昨夜、吉法師の布団で一緒に眠った私は、目覚めてすぐに隣の夫婦の寝室を覗いて見たけど信長様が戻られた感じはなかった。
鏡を見れば昨夜泣いた目が腫れてる。
体も何だか怠い。
信長様と言う支えを失ってしまっただけで、私の一日の始まりはこんなにも崩れてしまう。
「だぁーー、」
「吉法師おはよう。昨日はごめんね」
母に休みはない。
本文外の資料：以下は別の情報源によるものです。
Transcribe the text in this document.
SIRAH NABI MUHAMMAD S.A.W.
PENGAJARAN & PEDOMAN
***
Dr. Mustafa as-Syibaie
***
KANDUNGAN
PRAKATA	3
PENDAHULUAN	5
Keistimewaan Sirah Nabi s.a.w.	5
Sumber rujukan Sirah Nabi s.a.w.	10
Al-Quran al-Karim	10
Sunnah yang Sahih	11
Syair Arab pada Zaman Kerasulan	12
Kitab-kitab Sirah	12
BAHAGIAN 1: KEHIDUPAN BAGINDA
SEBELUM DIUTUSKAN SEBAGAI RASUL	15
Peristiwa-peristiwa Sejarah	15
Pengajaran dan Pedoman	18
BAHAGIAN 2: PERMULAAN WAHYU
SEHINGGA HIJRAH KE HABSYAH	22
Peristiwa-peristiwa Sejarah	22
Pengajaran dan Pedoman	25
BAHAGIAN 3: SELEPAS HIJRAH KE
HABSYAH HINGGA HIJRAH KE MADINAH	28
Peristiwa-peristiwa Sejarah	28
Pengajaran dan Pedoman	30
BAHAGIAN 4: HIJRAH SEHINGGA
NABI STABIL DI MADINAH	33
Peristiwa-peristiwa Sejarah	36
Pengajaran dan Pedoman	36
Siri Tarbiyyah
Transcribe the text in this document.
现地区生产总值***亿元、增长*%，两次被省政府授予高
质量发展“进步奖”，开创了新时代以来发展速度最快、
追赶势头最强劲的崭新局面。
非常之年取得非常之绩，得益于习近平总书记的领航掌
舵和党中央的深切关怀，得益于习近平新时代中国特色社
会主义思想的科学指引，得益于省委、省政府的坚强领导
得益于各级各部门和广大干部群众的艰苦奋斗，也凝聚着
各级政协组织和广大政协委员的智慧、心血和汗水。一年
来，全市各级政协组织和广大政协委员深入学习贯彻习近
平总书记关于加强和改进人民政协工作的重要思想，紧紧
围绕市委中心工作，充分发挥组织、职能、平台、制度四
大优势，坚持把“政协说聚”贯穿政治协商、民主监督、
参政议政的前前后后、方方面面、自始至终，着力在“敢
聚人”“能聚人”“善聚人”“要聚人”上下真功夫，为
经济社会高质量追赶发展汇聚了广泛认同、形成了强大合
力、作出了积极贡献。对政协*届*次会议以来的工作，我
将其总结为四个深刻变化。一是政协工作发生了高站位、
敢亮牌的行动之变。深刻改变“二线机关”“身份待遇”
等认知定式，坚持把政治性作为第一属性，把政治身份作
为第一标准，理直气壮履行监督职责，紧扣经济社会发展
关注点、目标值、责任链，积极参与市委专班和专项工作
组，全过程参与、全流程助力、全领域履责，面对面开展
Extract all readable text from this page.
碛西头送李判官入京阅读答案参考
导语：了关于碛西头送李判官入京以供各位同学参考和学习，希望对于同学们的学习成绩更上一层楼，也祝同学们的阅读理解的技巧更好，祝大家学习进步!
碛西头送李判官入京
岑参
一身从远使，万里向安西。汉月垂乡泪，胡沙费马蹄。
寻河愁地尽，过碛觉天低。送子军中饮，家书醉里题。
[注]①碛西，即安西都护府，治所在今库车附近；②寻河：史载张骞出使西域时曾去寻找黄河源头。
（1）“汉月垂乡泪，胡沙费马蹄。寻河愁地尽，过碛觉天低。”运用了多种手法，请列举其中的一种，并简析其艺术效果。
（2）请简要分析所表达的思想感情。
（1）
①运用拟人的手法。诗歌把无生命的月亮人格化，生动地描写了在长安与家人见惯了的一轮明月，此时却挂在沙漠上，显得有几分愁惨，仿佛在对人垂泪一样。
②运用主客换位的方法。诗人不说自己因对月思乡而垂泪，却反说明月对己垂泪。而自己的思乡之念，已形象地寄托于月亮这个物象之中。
仕事だって休めば迷惑がかかる。
でも、
「信長様…どこに行ったんだろう?」
出て行くことはあっても、追い出したことはなかったから…
「アヤ起きてるか?政宗だ」
項垂れていると、外から政宗の声。
「政宗?」
こんな朝早くから政宗が天主に来る理由は一つ、信長様の事しかない。
「ちょっと待ってね」
急いで身支度を整えて私は襖を開けた。
「ごめんお待たせ」
「いや、気にするな。…にしても酷い顔だな。寝てないだろ?」
「うん…」
「ちょっと話せるか?」
政宗は親指で部屋の外をクイっと示した。
信長様のいない時に天主で私と二人きりになるのは特別な許可がない限り許されない。(男性に限る)
「うん」
吉法師を抱っこして、私は政宗について厨に向かった。
「ほら食え。お前はこっち、吉法師はこっちだ」
厨のイスに腰を掛けると、政宗は私におにぎりを、吉法師にはたまご粥を出してくれた。
「ありがとう」
既に人肌に冷まされた粥に政宗の優しさが伝わって来る。
そして、がじっとおにぎりをかじると、自然と涙が溢れた。
「………っ」
「貸せ、俺が食べさせてやる」
私の手から匙を取ると、政宗は口を開けて待つ吉法師の口にお粥を運んだ。
「アヤ、お前は今この安土で、いや日ノ本で一番価値のある女なんだって事、気付いてるか?」
「え?」
突然のあり得ない持ち上げ…?に耳を疑った。
だって私にはそんな大層な価値はない。
声には出さず、私はそのまま首を横に振った。